If you are using an asterisk as a wildcard (truncation) in a search strategy, you must use 4 or more characters.

The easiest way to fix this error is simply lengthen the root word to at least 4 characters to truncate and include all possible endings.

The following term(s) were ignored:

This error is usually caused by a typo where something in your search is unbalanced or unpaired, including parentheses, quotation marks, and duplicate boolean operators. 

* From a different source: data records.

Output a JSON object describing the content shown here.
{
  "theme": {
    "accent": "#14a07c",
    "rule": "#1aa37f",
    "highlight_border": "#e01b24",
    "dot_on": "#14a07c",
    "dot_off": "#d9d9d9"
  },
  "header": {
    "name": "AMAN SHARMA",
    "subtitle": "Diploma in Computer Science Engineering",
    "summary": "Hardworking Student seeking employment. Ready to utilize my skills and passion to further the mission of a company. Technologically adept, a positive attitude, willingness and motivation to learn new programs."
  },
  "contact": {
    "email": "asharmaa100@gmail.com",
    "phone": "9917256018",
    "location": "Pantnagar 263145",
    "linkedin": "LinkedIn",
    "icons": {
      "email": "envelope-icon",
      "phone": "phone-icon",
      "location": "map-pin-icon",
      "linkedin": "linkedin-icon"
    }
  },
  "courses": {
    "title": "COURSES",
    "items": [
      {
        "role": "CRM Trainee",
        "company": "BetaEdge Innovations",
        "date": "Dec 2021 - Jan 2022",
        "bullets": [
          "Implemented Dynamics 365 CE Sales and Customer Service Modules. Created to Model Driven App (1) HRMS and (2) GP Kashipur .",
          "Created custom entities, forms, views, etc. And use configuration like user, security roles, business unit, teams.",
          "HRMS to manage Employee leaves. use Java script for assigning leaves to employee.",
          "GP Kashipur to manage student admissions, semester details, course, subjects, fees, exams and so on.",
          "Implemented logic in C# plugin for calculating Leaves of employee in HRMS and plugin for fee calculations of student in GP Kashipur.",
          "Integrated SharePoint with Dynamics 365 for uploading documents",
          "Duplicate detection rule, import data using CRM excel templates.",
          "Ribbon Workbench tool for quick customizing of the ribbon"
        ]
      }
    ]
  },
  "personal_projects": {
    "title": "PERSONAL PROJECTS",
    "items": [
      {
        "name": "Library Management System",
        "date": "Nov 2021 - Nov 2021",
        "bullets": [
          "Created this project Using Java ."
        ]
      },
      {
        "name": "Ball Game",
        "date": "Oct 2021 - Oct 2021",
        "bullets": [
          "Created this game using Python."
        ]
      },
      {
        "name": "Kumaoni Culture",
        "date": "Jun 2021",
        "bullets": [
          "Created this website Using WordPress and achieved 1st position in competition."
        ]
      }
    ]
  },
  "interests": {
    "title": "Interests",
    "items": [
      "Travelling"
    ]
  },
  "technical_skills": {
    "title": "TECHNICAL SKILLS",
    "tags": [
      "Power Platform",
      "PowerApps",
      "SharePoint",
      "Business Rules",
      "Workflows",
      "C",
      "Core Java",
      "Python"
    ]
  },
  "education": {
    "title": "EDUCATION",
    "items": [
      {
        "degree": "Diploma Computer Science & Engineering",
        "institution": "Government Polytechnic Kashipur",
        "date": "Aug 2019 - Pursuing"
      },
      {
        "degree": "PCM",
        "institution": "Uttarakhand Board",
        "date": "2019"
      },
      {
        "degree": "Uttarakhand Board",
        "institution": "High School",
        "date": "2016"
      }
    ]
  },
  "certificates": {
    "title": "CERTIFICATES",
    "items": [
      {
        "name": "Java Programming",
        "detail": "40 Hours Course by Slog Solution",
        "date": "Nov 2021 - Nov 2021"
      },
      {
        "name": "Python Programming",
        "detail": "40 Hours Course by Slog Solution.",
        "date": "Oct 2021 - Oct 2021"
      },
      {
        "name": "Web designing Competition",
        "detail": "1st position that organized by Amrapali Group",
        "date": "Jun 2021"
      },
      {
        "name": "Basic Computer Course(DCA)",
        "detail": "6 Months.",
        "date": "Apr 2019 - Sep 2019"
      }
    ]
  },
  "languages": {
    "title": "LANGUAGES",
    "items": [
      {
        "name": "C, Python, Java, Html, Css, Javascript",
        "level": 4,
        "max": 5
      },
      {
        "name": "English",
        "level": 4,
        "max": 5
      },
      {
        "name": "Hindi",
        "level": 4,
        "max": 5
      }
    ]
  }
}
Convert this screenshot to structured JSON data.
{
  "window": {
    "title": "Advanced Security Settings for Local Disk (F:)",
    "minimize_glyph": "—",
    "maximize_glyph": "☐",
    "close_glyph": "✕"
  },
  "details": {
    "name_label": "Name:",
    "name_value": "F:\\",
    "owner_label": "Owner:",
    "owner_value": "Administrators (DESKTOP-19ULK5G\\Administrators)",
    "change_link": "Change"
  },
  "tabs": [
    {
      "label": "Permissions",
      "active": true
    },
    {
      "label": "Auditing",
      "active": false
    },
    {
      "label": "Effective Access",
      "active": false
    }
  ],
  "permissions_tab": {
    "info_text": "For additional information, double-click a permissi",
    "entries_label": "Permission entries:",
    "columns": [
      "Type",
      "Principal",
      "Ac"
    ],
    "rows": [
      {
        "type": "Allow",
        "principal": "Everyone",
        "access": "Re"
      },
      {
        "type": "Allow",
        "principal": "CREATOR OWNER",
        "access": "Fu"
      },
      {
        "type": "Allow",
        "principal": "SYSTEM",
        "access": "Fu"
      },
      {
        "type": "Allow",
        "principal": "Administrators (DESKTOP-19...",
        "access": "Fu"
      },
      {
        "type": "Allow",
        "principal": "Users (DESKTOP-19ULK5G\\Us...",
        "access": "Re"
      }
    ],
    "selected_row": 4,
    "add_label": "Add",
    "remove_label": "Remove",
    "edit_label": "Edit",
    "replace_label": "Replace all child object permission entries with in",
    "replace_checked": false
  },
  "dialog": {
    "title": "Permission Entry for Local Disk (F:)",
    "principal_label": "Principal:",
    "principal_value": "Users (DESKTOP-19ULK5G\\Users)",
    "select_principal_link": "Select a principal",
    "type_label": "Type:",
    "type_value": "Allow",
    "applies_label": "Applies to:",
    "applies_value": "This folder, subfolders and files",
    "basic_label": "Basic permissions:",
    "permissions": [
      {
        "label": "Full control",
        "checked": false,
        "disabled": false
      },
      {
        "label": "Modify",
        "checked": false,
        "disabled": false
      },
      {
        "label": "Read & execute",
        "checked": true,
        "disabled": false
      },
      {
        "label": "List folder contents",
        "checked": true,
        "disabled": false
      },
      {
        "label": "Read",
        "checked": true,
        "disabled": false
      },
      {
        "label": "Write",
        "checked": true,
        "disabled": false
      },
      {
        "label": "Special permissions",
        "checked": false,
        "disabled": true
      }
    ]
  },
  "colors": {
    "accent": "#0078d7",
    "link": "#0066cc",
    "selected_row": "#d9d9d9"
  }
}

If you are unable to quickly locate where the issue is, go to Advanced Search and click on the ! under details. This will expand out your entire search strategy and highlight where the error is located.

Common Search Typos

Since these are typos, they often do not trigger a warning within PubMed so it’s important to carefully check your search strategy to make sure everything is correct.

Boolean Operators

Boolean operators (AND, OR, NOT) must be fully capitalized. If they are not capitalized or only the first letter is capitalized, the search translates it as a term and not a Boolean operator, meaning Or would find the word Or in the record but would not OR together two terms. 

If a Boolean operator is omitted PubMed will automatically insert the AND operator. Since AND and OR produce significantly different results, an unintended AND where the search needs an OR would cause a serious alteration in the results, but since it is a legitimate search technique, there would be no warning from PubMed.